Se analizziamo il trend degli ultimi 10 anni, i dati sono allarmanti: la percentuale di medici piemontesi che si sono dimessi dagli ospedali è passata dai 92 del 2009 ai 292 del 2019. Anche se analizziamo i dati in relazione al numero totale di medici dipendenti la situazione è allarmante: si è passati dal 1% di dimessi nel 2009 al 3,5% nel 2019.In 10 anni, imedici che si licenziano sono aumentati di tre volte e mezza.
Se analizziamo infine l’andamento, è da notare come la curva dei licenziati si impenni proprio negli ultimi 3 anni.

Complessivamente, si sono dimesse più donne che uomini (il 3,2% del totale delle dottoresse, contro il 2.8% dei colleghi uomini).

Questi dati confermano il quadro di gravissima sofferenza, non solo dei professionisti, ma anche del Sistema Sanitario nel suo complesso, che era stato fotografato dal sondaggio condotto da Anaao Assomed ad Ottobre.

In ospedale i problemi sono molti:

– il taglio del personale e la carenza di specialisti hanno creato organici sempre più ridotti rendendo insostenibile il carico di lavoro;
– la presenza delle donne in sanità è in progressivo aumento, e i turni disagevoli previsti dal lavoro in ospedale non consentono, soprattutto a loro, di dedicarsi alla famiglia come vorrebbero;
– il lavoro burocratico è diventato intollerabile;
– l’autonomia decisionale è svilita, la professionalità poco premiata e per nulla incentivata;
–  il coinvolgimento nei processi decisionali è assente;
– il loro lavoro ha perso valore, anche economico, come il proprio ruolo sociale;
– la solitudine di fronte a tutte le mancanze e le carenze organizzative è pesante da tollerare;
– il rischio di denunce legali e aggressioni, verbali e fisiche, è aumentato negli anni;
–  le ambizioni di carriera sono frustrate.

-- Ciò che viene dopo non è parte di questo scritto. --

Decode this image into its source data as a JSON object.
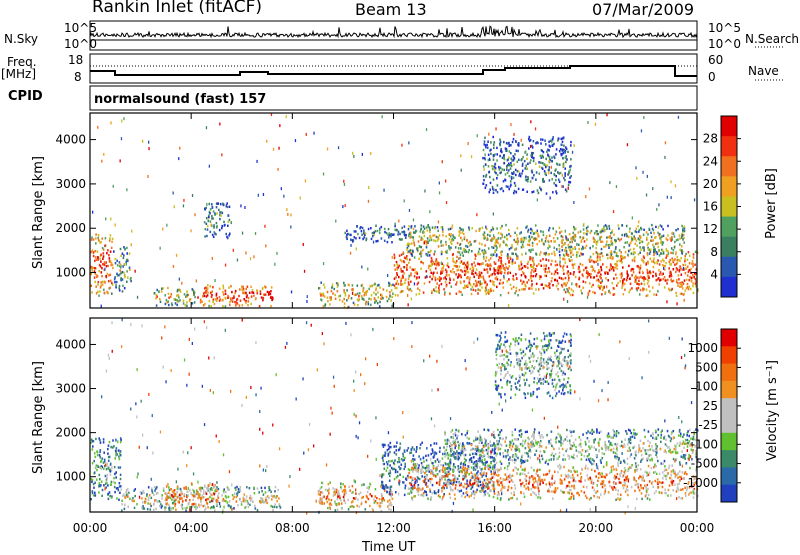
{
  "header": {
    "station": "Rankin Inlet (fitACF)",
    "beam": "Beam 13",
    "date": "07/Mar/2009"
  },
  "top_panels": {
    "nsky_label": "N.Sky",
    "nsearch_label": "N.Search",
    "nsky_ticks": [
      "10^5",
      "10^0"
    ],
    "nsearch_ticks": [
      "10^5",
      "10^0"
    ],
    "freq_label_1": "Freq.",
    "freq_label_2": "[MHz]",
    "freq_ticks": [
      "18",
      "8"
    ],
    "nave_label": "Nave",
    "nave_ticks": [
      "60",
      "0"
    ],
    "cpid_label": "CPID",
    "cpid_text": "normalsound (fast) 157"
  },
  "colors": {
    "power_scale": [
      "#2030d0",
      "#2858b0",
      "#3a8060",
      "#50a060",
      "#c8c020",
      "#f0a020",
      "#f07020",
      "#f03010",
      "#e00000"
    ],
    "velocity_scale": [
      "#2040c0",
      "#2a6aa8",
      "#3a8a6a",
      "#60c030",
      "#c0c0c0",
      "#c0c0c0",
      "#f09020",
      "#f07010",
      "#f04000",
      "#e00000"
    ]
  },
  "chart_data": [
    {
      "type": "heatmap",
      "name": "power",
      "ylabel": "Slant Range [km]",
      "xlabel": "",
      "y_ticks": [
        "1000",
        "2000",
        "3000",
        "4000"
      ],
      "ylim": [
        200,
        4600
      ],
      "x_ticks": [
        "00:00",
        "04:00",
        "08:00",
        "12:00",
        "16:00",
        "20:00",
        "00:00"
      ],
      "xlim": [
        0,
        24
      ],
      "colorbar_label": "Power [dB]",
      "colorbar_ticks": [
        "4",
        "8",
        "12",
        "16",
        "20",
        "24",
        "28"
      ],
      "clim": [
        0,
        32
      ],
      "regions": [
        {
          "t0": 0.0,
          "t1": 0.9,
          "r0": 500,
          "r1": 1900,
          "level": 0.82
        },
        {
          "t0": 0.9,
          "t1": 1.6,
          "r0": 600,
          "r1": 1600,
          "level": 0.45
        },
        {
          "t0": 2.5,
          "t1": 4.2,
          "r0": 250,
          "r1": 700,
          "level": 0.6
        },
        {
          "t0": 4.2,
          "t1": 7.2,
          "r0": 250,
          "r1": 750,
          "level": 0.88
        },
        {
          "t0": 4.5,
          "t1": 5.5,
          "r0": 1800,
          "r1": 2600,
          "level": 0.35
        },
        {
          "t0": 9.0,
          "t1": 12.0,
          "r0": 250,
          "r1": 800,
          "level": 0.62
        },
        {
          "t0": 10.0,
          "t1": 12.5,
          "r0": 1700,
          "r1": 2100,
          "level": 0.28
        },
        {
          "t0": 12.0,
          "t1": 24.0,
          "r0": 500,
          "r1": 1500,
          "level": 0.85
        },
        {
          "t0": 12.5,
          "t1": 23.5,
          "r0": 1400,
          "r1": 2100,
          "level": 0.55
        },
        {
          "t0": 15.5,
          "t1": 19.0,
          "r0": 2800,
          "r1": 4100,
          "level": 0.3
        }
      ]
    },
    {
      "type": "heatmap",
      "name": "velocity",
      "ylabel": "Slant Range [km]",
      "xlabel": "Time UT",
      "y_ticks": [
        "1000",
        "2000",
        "3000",
        "4000"
      ],
      "ylim": [
        200,
        4600
      ],
      "x_ticks": [
        "00:00",
        "04:00",
        "08:00",
        "12:00",
        "16:00",
        "20:00",
        "00:00"
      ],
      "xlim": [
        0,
        24
      ],
      "colorbar_label": "Velocity [m s⁻¹]",
      "colorbar_ticks": [
        "1000",
        "500",
        "100",
        "25",
        "-25",
        "-100",
        "-500",
        "-1000"
      ],
      "regions": [
        {
          "t0": 0.0,
          "t1": 1.2,
          "r0": 500,
          "r1": 1900,
          "level": 0.35
        },
        {
          "t0": 1.2,
          "t1": 7.5,
          "r0": 250,
          "r1": 800,
          "level": 0.55
        },
        {
          "t0": 3.0,
          "t1": 5.0,
          "r0": 250,
          "r1": 900,
          "level": 0.75
        },
        {
          "t0": 9.0,
          "t1": 12.0,
          "r0": 250,
          "r1": 900,
          "level": 0.72
        },
        {
          "t0": 11.5,
          "t1": 16.0,
          "r0": 600,
          "r1": 1800,
          "level": 0.25
        },
        {
          "t0": 12.5,
          "t1": 24.0,
          "r0": 500,
          "r1": 1300,
          "level": 0.75
        },
        {
          "t0": 14.0,
          "t1": 24.0,
          "r0": 1300,
          "r1": 2100,
          "level": 0.48
        },
        {
          "t0": 16.0,
          "t1": 19.0,
          "r0": 2800,
          "r1": 4300,
          "level": 0.4
        }
      ]
    }
  ]
}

In queste condizioni, il privato diventa sempre più attrattivo, anche per la possibilità di un trattamento fiscale agevolato del reddito prodotto. La medicina di famiglia o specialistica ambulatoriale per il fatto di non conoscere il lavoro notturno e festivo.  

La speranza è soprattutto di avere un lavoro meno burocratico, piùautonomo, con orari più flessibili.

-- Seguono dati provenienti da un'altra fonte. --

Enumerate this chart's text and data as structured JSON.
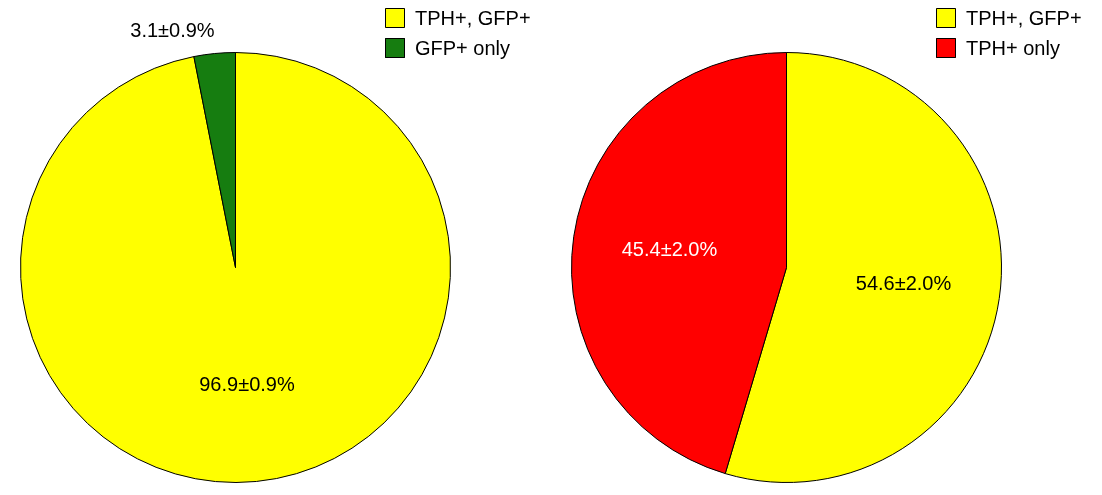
{
  "chart_data": [
    {
      "type": "pie",
      "categories": [
        "TPH+, GFP+",
        "GFP+ only"
      ],
      "values": [
        96.9,
        3.1
      ],
      "colors": [
        "#ffff00",
        "#167d10"
      ],
      "value_labels": [
        "96.9±0.9%",
        "3.1±0.9%"
      ],
      "legend": "top right"
    },
    {
      "type": "pie",
      "categories": [
        "TPH+, GFP+",
        "TPH+ only"
      ],
      "values": [
        54.6,
        45.4
      ],
      "colors": [
        "#ffff00",
        "#ff0000"
      ],
      "value_labels": [
        "54.6±2.0%",
        "45.4±2.0%"
      ],
      "legend": "top right"
    }
  ]
}
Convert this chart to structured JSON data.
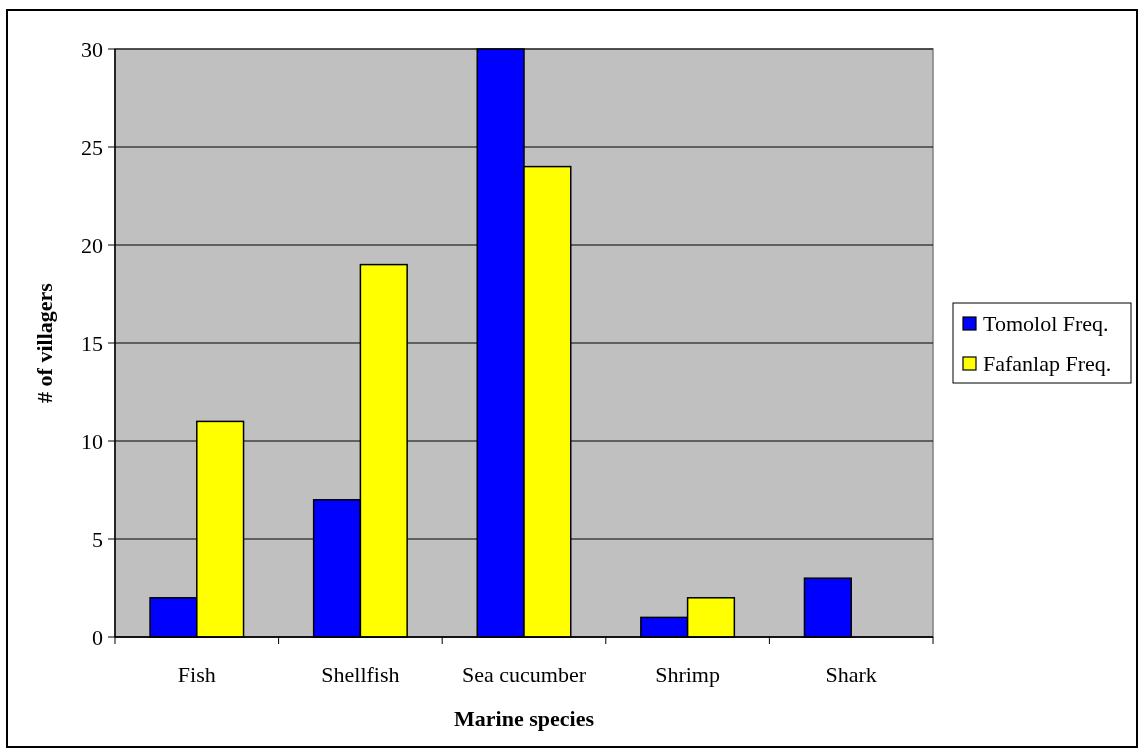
{
  "chart_data": {
    "type": "bar",
    "xlabel": "Marine species",
    "ylabel": "# of villagers",
    "categories": [
      "Fish",
      "Shellfish",
      "Sea cucumber",
      "Shrimp",
      "Shark"
    ],
    "series": [
      {
        "name": "Tomolol Freq.",
        "color": "#0000ff",
        "values": [
          2,
          7,
          30,
          1,
          3
        ]
      },
      {
        "name": "Fafanlap Freq.",
        "color": "#ffff00",
        "values": [
          11,
          19,
          24,
          2,
          0
        ]
      }
    ],
    "ylim": [
      0,
      30
    ],
    "yticks": [
      0,
      5,
      10,
      15,
      20,
      25,
      30
    ],
    "grid": "y",
    "legend": "right"
  }
}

I medici ospedalieri si sentono pedine per coprire i turni, alle quali mandare ordini di servizio, chiedere di sopperire alle carenze del sistema, dalle quali pretendere sempre maggiore produzione ed efficienza. Non parte di un progetto, ma elementi marginali, sostituibili, che pesano sul bilancio quando sono malati, in gravidanza o in congedo, anche per motivi formativi.

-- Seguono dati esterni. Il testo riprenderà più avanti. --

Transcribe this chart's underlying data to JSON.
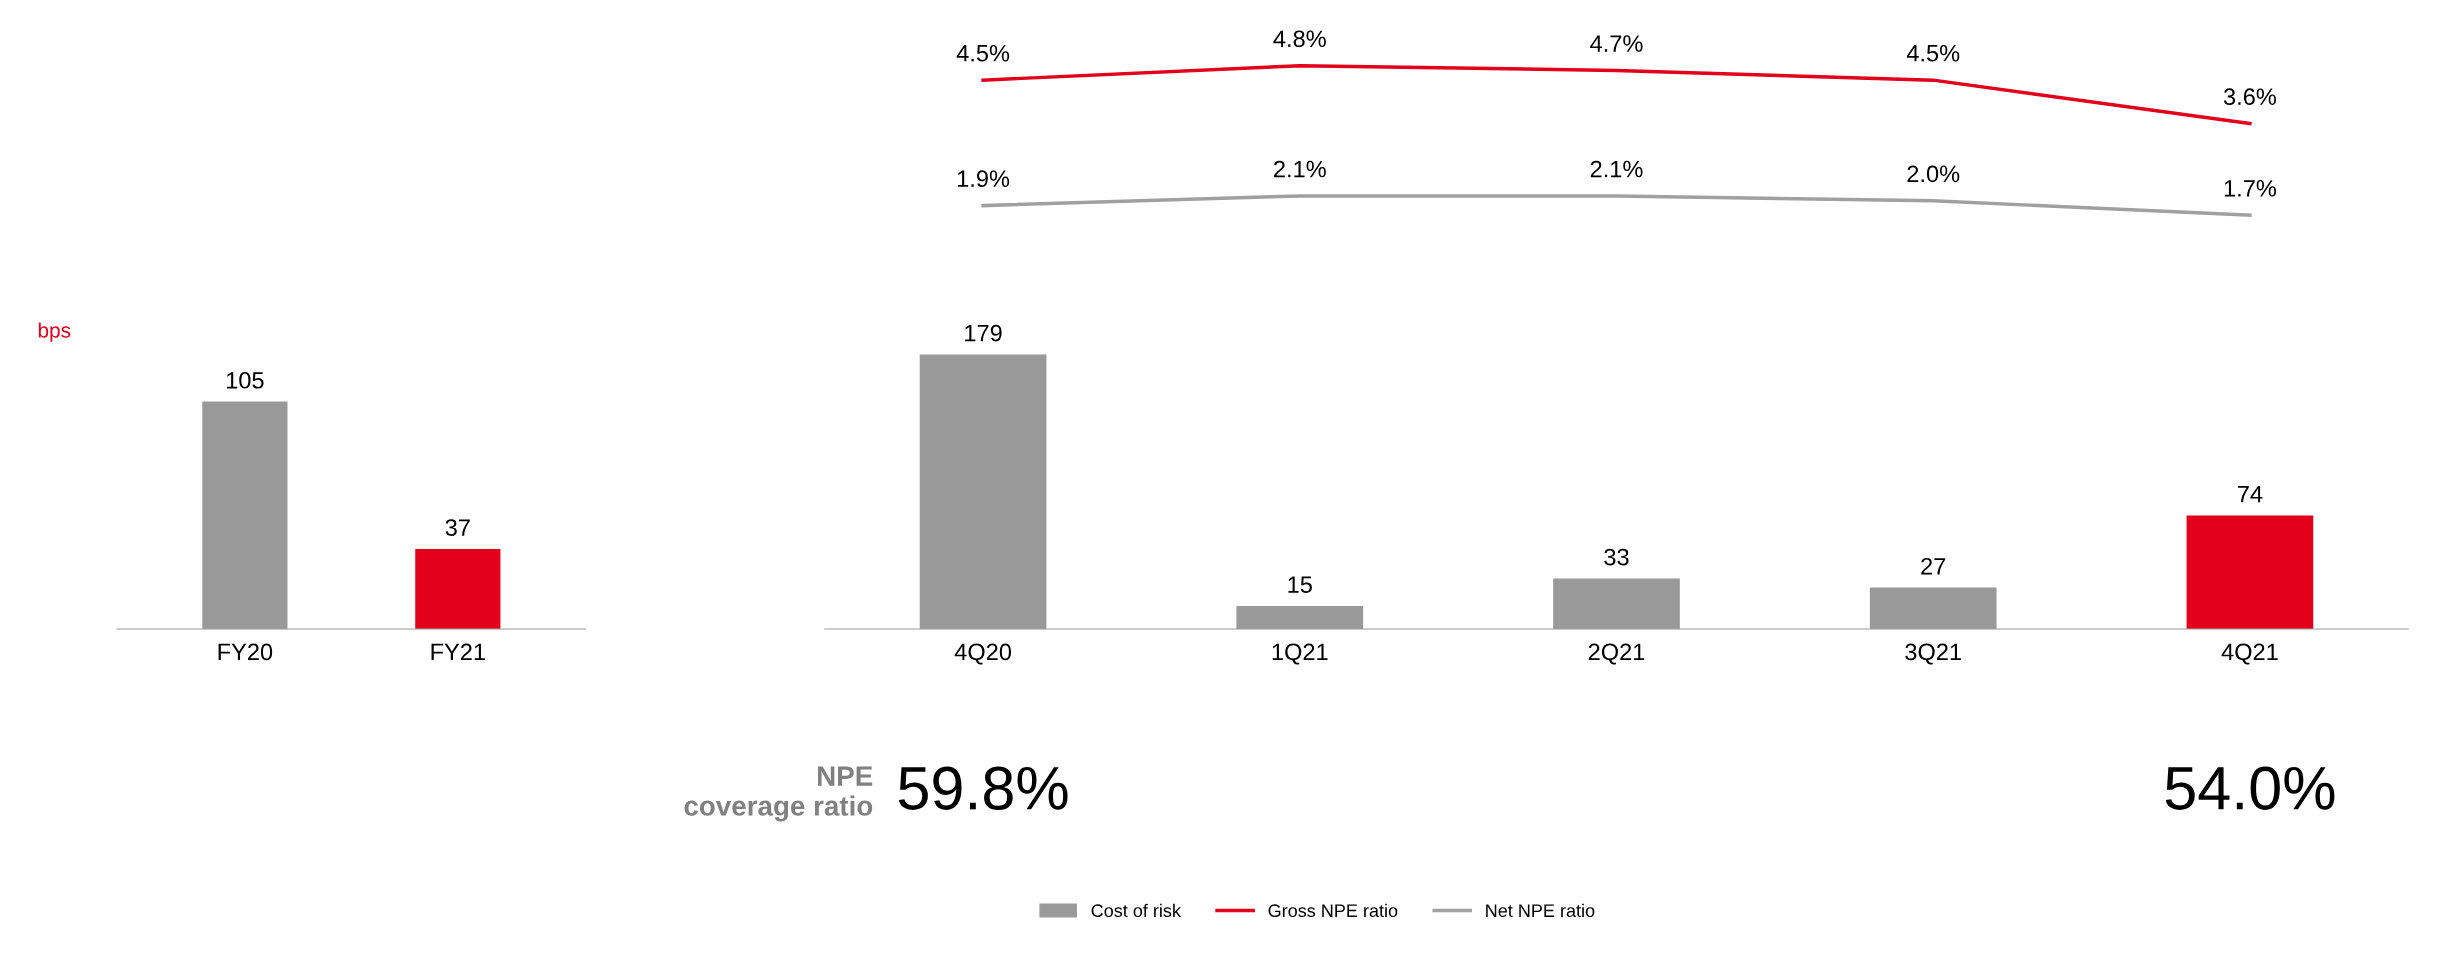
{
  "chart_data": [
    {
      "type": "bar",
      "ylabel": "bps",
      "categories": [
        "FY20",
        "FY21"
      ],
      "values": [
        105,
        37
      ],
      "colors": [
        "#999999",
        "#e2001a"
      ],
      "data_labels": true,
      "tick_labels": "x",
      "grid": false
    },
    {
      "type": "line",
      "categories": [
        null,
        null,
        null,
        null,
        null
      ],
      "tick_labels": false,
      "grid": false,
      "legend": "bottom",
      "series": [
        {
          "name": "Gross NPE ratio",
          "color": "#e2001a",
          "values": [
            4.5,
            4.8,
            4.7,
            4.5,
            3.6
          ],
          "value_labels": [
            "4.5%",
            "4.8%",
            "4.7%",
            "4.5%",
            "3.6%"
          ]
        },
        {
          "name": "Net NPE ratio",
          "color": "#a0a0a0",
          "values": [
            1.9,
            2.1,
            2.1,
            2.0,
            1.7
          ],
          "value_labels": [
            "1.9%",
            "2.1%",
            "2.1%",
            "2.0%",
            "1.7%"
          ]
        }
      ]
    },
    {
      "type": "bar",
      "categories": [
        "4Q20",
        "1Q21",
        "2Q21",
        "3Q21",
        "4Q21"
      ],
      "data_labels": true,
      "tick_labels": "x",
      "grid": false,
      "legend": "bottom",
      "series": [
        {
          "name": "Cost of risk",
          "color": "#999999",
          "colors": [
            "#999999",
            "#999999",
            "#999999",
            "#999999",
            "#e2001a"
          ],
          "values": [
            179,
            15,
            33,
            27,
            74
          ]
        }
      ],
      "annotations": [
        "NPE\ncoverage ratio",
        "59.8%",
        "54.0%"
      ]
    }
  ]
}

I dati del Conto Annuale ci permettono di fotografare le dimissioni dei dirigenti medici solo fino al 2019. Ma, c’è da scommettere, la pandemia Covid aggraverà le fuoriuscite. E lo vedremo probabilmente dal 2021, perché nel 2020 lo spirito di servizio ha certamente fatto posticipare la scelta di dimettersi.

I dati dei licenziamenti volontari, che peggiorano di anno in anno, paiono un grido di aiuto. E se è vero che nei colleghi sopravvive una grande passione per il loro lavoro, è anche vero che in tanti stanno cercando luoghi diversi dall’ospedale pubblico dove realizzarla”.